Dodol Betawi dikenal sebagai “kue gotong royong” karena proses pembuatannya biasanya dilakukan secara bersama-sama dalam jumlah besar. Tanpa menggunakan bahan pengawet, dodol tradisional ini dapat bertahan sekitar dua hingga tiga minggu jika disimpan dengan baik.
Sebagai salah satu kuliner legendaris Betawi, Dodol Nyak Mai tidak hanya menjadi simbol kekayaan budaya, tetapi juga berperan dalam mendukung ekonomi kreatif berbasis kearifan lokal di Jakarta.
Pada kesempatan yang sama, Fauzi Bowo mengapresiasi perhatian Pemerintah Provinsi DKI Jakarta terhadap pelestarian budaya Betawi, khususnya di kawasan Setu Babakan.

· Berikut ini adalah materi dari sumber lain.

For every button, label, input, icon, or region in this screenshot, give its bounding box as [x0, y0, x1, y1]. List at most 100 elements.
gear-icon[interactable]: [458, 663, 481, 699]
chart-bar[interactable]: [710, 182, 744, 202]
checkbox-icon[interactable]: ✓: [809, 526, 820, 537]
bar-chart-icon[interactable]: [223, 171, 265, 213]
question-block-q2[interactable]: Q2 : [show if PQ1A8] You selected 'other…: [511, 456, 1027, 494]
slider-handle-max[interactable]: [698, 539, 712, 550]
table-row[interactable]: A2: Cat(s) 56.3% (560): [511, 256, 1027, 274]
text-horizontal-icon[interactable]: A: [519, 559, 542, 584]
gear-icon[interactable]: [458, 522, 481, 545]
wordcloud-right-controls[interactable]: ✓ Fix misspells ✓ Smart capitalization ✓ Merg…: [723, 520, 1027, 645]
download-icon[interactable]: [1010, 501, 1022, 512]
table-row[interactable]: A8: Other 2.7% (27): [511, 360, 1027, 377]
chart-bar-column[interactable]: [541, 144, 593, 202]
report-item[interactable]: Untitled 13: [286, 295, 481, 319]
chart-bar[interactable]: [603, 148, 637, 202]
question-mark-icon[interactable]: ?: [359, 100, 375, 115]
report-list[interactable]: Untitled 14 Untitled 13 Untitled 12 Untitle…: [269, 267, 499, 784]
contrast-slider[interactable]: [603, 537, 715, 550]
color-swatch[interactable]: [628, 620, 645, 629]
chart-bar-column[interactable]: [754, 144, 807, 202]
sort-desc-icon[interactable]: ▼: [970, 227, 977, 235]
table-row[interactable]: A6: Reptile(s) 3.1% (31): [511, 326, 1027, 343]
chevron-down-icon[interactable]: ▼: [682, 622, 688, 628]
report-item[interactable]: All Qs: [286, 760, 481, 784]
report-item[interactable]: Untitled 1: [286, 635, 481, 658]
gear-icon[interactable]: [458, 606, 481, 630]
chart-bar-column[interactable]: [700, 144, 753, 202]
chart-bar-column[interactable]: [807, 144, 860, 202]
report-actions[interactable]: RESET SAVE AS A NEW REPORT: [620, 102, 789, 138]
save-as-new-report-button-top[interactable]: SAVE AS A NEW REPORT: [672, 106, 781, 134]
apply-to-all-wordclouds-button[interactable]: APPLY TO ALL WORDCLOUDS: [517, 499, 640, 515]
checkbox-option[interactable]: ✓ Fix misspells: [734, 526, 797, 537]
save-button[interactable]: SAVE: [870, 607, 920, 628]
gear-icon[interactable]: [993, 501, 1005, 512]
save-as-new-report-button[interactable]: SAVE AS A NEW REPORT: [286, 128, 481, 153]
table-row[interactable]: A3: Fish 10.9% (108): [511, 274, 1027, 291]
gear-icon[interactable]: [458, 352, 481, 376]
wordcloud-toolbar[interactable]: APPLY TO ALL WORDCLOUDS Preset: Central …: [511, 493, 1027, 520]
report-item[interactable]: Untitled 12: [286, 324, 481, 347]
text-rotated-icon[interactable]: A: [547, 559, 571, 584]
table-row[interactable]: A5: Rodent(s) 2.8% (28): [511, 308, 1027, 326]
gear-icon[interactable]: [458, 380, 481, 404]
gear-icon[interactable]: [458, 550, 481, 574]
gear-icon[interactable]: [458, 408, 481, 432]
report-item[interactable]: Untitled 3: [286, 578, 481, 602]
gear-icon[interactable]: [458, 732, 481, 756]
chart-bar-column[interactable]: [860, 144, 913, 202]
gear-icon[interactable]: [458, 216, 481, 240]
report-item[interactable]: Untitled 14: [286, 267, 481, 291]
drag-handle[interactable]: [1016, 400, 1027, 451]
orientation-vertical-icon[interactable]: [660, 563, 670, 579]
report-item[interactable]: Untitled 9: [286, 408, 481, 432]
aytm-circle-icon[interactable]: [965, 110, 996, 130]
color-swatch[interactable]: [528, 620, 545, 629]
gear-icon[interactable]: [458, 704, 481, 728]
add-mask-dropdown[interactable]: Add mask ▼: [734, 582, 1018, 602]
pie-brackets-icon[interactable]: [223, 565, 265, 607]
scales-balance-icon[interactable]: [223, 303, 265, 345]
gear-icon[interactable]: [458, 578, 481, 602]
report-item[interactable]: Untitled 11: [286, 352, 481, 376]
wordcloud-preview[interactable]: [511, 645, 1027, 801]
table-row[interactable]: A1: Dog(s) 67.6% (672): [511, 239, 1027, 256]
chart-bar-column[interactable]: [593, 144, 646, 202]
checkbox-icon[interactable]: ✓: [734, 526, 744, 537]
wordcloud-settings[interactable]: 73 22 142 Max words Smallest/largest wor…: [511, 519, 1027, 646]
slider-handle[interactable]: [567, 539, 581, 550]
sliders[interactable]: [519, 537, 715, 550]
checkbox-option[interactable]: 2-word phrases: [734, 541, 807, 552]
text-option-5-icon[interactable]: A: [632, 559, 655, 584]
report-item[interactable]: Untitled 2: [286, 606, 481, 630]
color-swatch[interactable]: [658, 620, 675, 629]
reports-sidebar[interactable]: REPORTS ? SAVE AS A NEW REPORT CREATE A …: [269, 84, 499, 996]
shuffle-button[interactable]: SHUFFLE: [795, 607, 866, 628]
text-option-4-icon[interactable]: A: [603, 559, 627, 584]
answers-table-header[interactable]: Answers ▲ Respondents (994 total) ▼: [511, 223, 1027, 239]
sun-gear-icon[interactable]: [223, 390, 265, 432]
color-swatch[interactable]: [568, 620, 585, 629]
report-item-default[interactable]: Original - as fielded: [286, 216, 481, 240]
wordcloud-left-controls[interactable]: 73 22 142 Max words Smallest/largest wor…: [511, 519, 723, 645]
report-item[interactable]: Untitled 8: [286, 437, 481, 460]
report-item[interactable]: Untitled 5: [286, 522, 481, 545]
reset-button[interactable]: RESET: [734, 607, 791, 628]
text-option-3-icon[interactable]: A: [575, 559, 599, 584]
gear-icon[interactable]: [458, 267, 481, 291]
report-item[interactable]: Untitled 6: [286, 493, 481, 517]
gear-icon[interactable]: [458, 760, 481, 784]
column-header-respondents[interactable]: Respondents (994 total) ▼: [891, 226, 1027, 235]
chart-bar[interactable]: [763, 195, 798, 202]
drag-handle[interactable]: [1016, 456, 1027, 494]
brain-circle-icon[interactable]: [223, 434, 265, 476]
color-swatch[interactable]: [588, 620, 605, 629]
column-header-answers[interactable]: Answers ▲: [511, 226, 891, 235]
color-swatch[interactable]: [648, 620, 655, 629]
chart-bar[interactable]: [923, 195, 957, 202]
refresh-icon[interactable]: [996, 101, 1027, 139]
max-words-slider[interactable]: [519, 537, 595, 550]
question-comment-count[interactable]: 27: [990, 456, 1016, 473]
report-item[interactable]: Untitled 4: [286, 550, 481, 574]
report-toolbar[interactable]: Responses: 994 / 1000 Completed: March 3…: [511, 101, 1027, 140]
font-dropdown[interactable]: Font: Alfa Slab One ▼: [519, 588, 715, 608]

“Atas nama masyarakat Betawi, khususnya di Setu Babakan, saya mengucapkan terima kasih karena perhatian Gubernur Pramono begitu besar. Saat ini juga sedang dilakukan perbaikan jalan di sekitar situ yang akan menambah kenyamanan pengunjung,” kata Foke.
Menurut dia, dodol merupakan bagian penting dari tradisi kuliner Betawi yang banyak dijumpai di Setu Babakan.
“Dodol ini merupakan bagian dari budaya kuliner Betawi. Dengan kegiatan ini, Gubernur Pramono ikut mempromosikan kuliner Betawi,” ujar Foke.